StarRocks, a Linux Foundation project, is a next-generation sub-second MPP OLAP database for full analytics scenarios, including multi-dimensional analytics, real-time analytics, and ad-hoc queries.
https://starrocks.io
Apache License 2.0
8.66k stars 1.75k forks source link

When using the jdbc catalog to query a column containing Chinese, the column length was incorrectly calculated. #46625

Open DeH40 opened 3 months ago

DeH40 commented 3 months ago

Steps to reproduce the behavior (Required)

  1. CREATE MYSQL TABLE
    CREATE TABLE `mysql_table_for_test` (
    `varchar_column` varchar(20) DEFAULT NULL
    ) ENGINE=InnoDB DEFAULT CHARSET=utf8mb4

    2.INSERT DATA INTO MySQL TABLE

    INSERT INTO test.mysql_table_for_test (varchar_column) VALUES ('这里只有几个汉字')

    3.CREATE JDBC CATALOG

    CREATE EXTERNAL CATALOG jdbc_catalog_test1
    PROPERTIES
    (
    "type"="jdbc",
    "user"="user",
    "password"="password",
    "jdbc_uri"="jdbc:mysql://host:port",
    "driver_url"="http://host:port/mysql-connector-java-8.0.28.jar",
    "driver_class"="com.mysql.cj.jdbc.Driver"
    );
  2. QUERY VIA JDBC CATALOG
    SELECT varchar_column from jdbc_catalog_test1.test.mysql_table_for_test;

    Expected behavior (Required)

    return data

    Real behavior (Required)

    return exception: [42000][1064] Value length exceeds limit on column[varchar_column], max length is [20], value is [这里只有几个汉字]

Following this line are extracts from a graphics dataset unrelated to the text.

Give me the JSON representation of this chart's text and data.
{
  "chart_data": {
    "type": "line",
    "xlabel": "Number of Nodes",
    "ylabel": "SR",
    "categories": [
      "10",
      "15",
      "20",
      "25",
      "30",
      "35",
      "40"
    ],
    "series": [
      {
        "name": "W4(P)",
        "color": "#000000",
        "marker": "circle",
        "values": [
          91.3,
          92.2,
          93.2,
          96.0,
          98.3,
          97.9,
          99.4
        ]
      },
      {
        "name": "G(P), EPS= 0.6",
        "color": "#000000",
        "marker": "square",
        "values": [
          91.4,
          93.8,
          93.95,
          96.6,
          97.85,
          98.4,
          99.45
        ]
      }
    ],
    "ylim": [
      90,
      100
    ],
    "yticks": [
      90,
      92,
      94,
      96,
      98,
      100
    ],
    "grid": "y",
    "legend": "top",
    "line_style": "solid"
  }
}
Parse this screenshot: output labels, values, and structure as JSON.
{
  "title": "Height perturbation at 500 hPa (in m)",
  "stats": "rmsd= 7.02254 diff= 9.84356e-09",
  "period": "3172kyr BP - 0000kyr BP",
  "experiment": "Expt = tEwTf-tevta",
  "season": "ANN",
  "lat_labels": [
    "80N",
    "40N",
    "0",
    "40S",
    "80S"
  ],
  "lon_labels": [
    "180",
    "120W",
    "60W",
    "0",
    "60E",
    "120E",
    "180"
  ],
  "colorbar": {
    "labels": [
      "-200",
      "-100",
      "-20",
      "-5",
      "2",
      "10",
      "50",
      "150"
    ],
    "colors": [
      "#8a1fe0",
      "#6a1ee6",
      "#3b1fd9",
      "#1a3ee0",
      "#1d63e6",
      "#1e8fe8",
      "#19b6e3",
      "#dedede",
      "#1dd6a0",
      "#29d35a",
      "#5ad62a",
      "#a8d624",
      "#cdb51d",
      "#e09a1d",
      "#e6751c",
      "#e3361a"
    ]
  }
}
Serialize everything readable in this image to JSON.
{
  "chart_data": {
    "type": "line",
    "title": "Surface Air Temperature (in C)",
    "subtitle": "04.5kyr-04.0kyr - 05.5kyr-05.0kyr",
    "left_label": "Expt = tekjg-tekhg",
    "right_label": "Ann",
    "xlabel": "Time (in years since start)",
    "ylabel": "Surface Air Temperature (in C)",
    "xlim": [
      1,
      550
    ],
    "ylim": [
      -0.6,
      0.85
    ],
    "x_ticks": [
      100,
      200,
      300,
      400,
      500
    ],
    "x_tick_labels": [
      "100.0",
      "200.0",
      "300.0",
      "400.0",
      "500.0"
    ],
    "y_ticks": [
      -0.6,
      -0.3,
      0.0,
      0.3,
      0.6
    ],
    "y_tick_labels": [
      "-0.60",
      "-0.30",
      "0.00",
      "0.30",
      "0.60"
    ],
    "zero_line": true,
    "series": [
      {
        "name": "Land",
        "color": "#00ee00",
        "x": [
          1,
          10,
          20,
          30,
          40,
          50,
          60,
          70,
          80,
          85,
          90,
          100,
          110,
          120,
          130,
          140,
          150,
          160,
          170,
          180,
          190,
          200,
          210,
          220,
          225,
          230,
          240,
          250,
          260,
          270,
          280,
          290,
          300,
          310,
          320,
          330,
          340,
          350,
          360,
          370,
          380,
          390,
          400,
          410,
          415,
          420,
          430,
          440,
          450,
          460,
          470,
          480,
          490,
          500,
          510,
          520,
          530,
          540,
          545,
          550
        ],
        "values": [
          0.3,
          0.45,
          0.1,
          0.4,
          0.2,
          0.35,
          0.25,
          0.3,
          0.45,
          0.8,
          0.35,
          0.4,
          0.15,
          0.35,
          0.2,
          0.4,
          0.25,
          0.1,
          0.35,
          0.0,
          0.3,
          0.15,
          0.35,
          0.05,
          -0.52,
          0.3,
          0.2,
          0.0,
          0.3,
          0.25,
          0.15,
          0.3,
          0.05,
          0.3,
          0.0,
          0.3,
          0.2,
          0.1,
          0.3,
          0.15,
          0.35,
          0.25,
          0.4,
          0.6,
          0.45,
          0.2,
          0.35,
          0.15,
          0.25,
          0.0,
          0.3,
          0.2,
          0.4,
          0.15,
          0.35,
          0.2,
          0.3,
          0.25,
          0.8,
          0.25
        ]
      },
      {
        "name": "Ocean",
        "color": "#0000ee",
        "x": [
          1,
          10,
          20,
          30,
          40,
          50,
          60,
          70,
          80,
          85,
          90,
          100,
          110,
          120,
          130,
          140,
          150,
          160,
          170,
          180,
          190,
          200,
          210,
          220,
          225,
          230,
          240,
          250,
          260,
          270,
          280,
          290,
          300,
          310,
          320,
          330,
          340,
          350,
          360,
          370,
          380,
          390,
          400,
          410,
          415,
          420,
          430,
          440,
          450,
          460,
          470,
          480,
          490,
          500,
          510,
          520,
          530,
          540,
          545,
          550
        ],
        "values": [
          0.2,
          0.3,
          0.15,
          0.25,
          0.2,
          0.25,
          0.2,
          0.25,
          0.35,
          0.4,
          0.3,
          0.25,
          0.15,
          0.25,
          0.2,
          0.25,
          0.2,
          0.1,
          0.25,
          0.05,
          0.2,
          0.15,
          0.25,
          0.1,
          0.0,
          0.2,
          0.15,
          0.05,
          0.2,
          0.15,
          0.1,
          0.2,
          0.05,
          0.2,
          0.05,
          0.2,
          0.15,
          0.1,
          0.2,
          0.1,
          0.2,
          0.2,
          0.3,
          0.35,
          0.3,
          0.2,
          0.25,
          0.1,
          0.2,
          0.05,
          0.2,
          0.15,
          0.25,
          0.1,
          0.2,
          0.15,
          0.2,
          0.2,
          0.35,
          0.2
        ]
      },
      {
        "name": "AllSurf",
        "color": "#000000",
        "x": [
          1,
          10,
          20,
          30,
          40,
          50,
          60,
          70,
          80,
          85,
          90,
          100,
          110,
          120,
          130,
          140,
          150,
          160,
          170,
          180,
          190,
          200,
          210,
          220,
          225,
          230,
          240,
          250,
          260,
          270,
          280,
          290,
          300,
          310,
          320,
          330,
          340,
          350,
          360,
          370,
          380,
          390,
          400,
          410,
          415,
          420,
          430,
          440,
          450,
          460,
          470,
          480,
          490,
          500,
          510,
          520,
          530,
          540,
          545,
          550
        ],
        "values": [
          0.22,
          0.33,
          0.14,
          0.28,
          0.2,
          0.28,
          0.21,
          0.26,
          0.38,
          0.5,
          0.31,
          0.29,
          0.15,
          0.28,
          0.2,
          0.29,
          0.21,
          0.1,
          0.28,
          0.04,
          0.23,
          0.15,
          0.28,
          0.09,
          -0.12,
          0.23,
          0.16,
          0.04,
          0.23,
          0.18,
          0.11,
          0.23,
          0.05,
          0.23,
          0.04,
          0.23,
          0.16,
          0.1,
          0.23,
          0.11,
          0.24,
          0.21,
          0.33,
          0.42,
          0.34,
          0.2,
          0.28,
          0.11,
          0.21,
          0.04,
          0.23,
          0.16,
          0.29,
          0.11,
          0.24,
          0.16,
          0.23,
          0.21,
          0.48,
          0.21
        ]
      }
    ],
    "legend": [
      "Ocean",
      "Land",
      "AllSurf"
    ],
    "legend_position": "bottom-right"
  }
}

    StarRocks version (Required)

    3.1.2-4f3a2ee

ShaoxunLi commented 2 months ago

The length of varchar in starrocks is in bytes, but in MySQL it is in characters.

DeH40 commented 2 months ago

The length of varchar in starrocks is in bytes, but in MySQL it is in characters.

Got it, are you planning to fix the problem caused by the difference in varchar length calculation?